Now, with the paltry number already signed up (backed by an enormous expenditure in PR dollars), and against the backdrop of declining ad budgets and rising public suspicion of the security and efficacy of the website and especially the program and its staggering costs, who believes the nonsense peddled by Mr. Lee in Bakersfield Wednesday? Other than the Los Angeles Times, that is?
When does the MSM start asking Mr. Lee and his team hard and all the other state questions? When does CoveredCA.com's Board of Directors? Governor Brown? Anyone?
After discussing the CoveredCA.com con on Wednesday's radio show, I got the following email, the author of which I will keep anonymous for obvious reasons:
"Hugh,
I am currently working to implement ACA for a major insurer in California. You have been talking about claiming that 50,000 enrollees is a win for Covered California even though the numbers fall far short of the estimates. It's even worse than that. We have yet to fully process a clean file from the exchange. At the insurer level, this effectively means that we have enrolled and effectuated zero users as of today.

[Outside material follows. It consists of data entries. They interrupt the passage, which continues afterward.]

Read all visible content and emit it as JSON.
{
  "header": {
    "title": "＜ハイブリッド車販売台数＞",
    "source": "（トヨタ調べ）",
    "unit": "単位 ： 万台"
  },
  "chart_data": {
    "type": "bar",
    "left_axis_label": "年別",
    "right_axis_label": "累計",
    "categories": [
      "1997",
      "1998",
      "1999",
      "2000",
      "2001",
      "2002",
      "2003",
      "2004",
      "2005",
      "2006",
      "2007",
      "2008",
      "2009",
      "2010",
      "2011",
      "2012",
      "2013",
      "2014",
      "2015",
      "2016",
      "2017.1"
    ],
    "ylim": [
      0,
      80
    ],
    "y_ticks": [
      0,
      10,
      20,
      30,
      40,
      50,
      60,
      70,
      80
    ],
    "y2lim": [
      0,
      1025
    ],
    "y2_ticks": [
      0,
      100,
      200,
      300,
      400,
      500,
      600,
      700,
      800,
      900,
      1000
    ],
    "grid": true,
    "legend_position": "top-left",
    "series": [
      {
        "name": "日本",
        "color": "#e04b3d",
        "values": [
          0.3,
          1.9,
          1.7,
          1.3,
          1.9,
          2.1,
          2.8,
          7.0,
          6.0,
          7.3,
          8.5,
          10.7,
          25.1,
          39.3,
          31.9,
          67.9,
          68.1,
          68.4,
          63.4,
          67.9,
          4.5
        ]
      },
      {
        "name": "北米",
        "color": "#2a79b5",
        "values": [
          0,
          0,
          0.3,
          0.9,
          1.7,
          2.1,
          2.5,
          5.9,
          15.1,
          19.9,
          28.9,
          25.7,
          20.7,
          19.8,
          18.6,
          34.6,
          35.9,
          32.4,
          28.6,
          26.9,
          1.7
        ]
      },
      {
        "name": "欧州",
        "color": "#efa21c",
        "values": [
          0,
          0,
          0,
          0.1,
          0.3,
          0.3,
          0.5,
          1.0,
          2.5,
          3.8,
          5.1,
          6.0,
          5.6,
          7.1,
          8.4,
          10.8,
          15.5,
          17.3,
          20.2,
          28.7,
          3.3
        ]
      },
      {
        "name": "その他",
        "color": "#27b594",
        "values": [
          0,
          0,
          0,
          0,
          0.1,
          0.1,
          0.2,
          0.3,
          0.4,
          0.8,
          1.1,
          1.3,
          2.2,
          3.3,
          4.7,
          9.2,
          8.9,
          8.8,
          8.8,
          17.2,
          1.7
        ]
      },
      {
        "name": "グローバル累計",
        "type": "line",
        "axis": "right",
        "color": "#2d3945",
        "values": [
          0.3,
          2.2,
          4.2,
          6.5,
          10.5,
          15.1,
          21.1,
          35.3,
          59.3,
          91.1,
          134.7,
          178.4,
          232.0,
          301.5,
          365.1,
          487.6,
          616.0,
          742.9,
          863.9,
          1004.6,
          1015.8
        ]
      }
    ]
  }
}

The process requires enrollees to make a payment to be truly "enrolled". The state anounced in September that their payment processing would not be made available to enrolless until 2014 sometime. Covered CA was supposed to process a binder payment when users enrolled but they couldn't get it to work. Without being able to process payments, nobody has bene fully effectuated - at least at my insurer.
Once we process files, we will notify enrollees that they must make a payment before they are enrolled. I have serious doubts that we will see high rates of payments which means that the current estimates of 50-60K enrollees will drop dramatically when people are asked to pay to finish their enrollment. We don't even know who has enrolled for our plans yet.
It is truly a failure.
I'm sending from a personal e-mail account - please keep this anonymous as I need this job!
Thanks,"
All across the country for the past five years, the Manhattan-Beltway media elites and their country cousins swallowed the Obamacre rhetoric and din't push, didn't prod, and didn't ask basic questions.
The crash of Healthcare.gov has been so spectacular that the MSM couldn't avert its collective eyes, so they cover it intermittently.
But not the story of the state exchanges. There the same journalistic malpractice is repeating itself. The con goes on, abetted by left-wing journalists on dying platforms, wondering why they have ever declining pools of readers.